A plan to establish an energy research institute at CU-Boulder has been in the making for the past four years. A nine-person faculty committee issued a recommendation to establish the institute after gathering widespread input from CU-Boulder professors, students, staff and administrators, as well as from NREL researchers and administrators.

RASEI will operate much like CU-Boulder's nine other independent research institutes, including the Joint Institute for Laboratory Astrophysics (JILA), which collaborates with the National Institute of Standards and Technology (NIST), and the Cooperative Institute for Research in Environmental Sciences (CIRES), which collaborates with the National Oceanic and Atmospheric Administration (NOAA).

Sture said the institutes play a critical role in educating graduate and postdoctoral students, and attract a substantial portion of the federal research funding garnered by the CU-Boulder campus. University leadership expects all of the research institutes to play a key role in achieving the goals established in the Flagship 2030 Strategic Plan, he said.

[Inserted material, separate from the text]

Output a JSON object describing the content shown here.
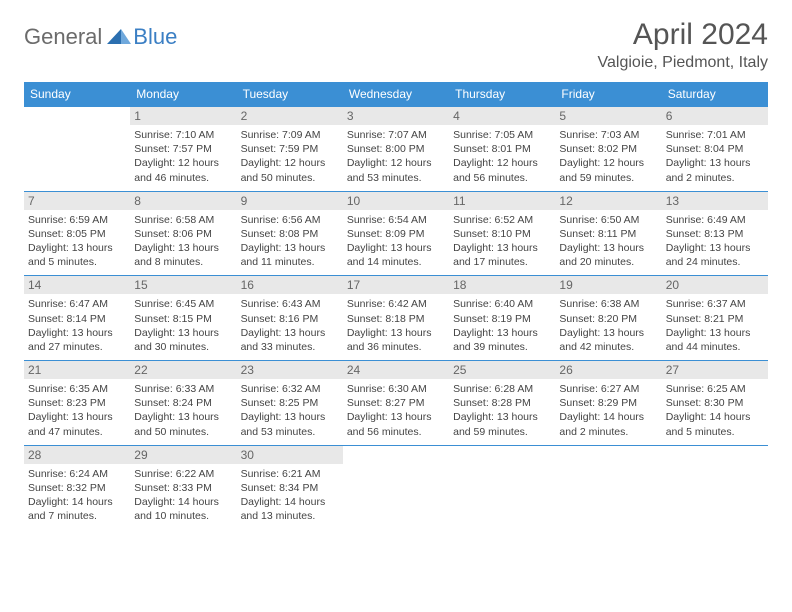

CU-Boulder boasts approximately 150 faculty members who are involved in energy-related research, including work in the development of smart grids and smart cities, nanotechnology materials, algae-derived biofuels for vehicles, wind energy, and solar energy conversion such as photovoltaic technology, which converts the sun's rays into electricity.

RASEI will also put a strong focus on student education, and develop partnerships with other large research universities, federal labs, and private-sector companies that can speed new technologies to the marketplace, Sture said.

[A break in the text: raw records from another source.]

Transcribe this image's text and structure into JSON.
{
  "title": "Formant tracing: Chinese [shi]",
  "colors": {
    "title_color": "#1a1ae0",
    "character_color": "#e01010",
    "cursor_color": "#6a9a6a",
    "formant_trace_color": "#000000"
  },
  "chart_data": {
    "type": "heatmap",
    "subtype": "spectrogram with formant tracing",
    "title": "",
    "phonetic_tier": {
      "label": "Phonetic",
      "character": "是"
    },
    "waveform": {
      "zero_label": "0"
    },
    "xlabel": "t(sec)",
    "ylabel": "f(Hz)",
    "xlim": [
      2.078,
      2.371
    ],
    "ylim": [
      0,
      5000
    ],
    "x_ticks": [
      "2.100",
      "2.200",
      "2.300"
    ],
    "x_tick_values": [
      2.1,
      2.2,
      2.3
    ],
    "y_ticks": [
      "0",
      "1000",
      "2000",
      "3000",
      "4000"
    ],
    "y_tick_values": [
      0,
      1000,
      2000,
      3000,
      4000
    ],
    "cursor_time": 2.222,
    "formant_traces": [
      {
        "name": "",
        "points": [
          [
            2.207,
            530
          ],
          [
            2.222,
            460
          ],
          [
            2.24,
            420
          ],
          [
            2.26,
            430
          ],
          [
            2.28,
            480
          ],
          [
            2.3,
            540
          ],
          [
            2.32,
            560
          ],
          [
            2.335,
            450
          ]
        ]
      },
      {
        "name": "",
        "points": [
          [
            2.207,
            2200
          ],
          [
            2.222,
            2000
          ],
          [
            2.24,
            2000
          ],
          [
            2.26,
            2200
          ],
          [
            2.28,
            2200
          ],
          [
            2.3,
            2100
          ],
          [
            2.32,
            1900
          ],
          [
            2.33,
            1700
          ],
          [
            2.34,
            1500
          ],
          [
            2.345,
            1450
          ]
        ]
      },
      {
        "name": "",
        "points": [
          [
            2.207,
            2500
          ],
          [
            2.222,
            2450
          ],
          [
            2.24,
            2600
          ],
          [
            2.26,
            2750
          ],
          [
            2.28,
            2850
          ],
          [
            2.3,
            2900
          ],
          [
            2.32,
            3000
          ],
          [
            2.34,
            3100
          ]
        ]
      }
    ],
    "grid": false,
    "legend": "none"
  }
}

Some 70 CU-Boulder students are involved in sustainable energy development, but the campus expects that number to rise to 500 over the next four or five years as RASEI researchers gain traction at the national level. Because of CU-Boulder's reputation as a "green university," it already draws students from across the country, Europe and Asia, Sture said.

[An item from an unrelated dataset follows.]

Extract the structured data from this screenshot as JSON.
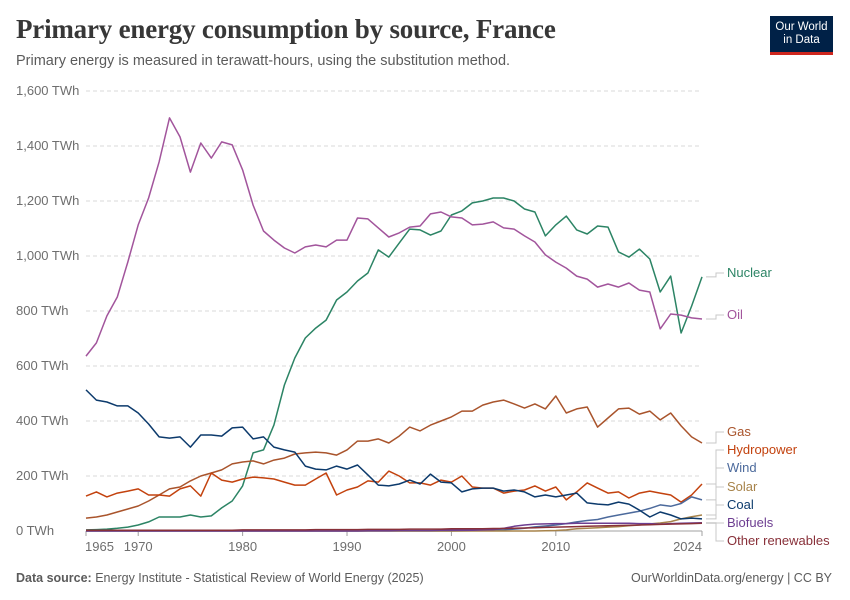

To strengthen such public-private partnerships, the institute is working closely with the CU-Boulder Leeds School of Business, the CU School of Law, the College of Engineering and Applied Science, the College of Arts & Sciences, and the CU Technology Transfer Office.

ConocoPhillips is building a new research campus near Boulder, and Sture is hopeful that the new institute will spur greater investment overall in new-energy development in Colorado, seen as a national hub for green technology creation.

UC-Berkeley received a $200 million contribution from British Petroleum and Exxon donated $200 million to Stanford, and CU hopes to become one of ConocoPhillips' main partners over the next several years in terms of energy research and development, Sture said.

The oil company launched a one-year, national search for a site for a campus devoted to energy research and development before settling on the Louisville area because, in part, of its proximity to CU-Boulder. ConocoPhillips is expected to start occupying the 432-acre Louisville Global Technology and Corporate Learning Center in 2012, according to the company's Web site.

"Universities do research that is tightly connected to education, and that's the important part of this. It's the key to getting students trained in this area," Sture said.

The Golden, Colo.-based NREL collaborates with some 80 U.S. universities, but CU will benefit from its geographical proximity to the nation's leading federal research laboratory dedicated to renewable energy development.

"We are fortunate we have NREL in our own backyard," Sture said.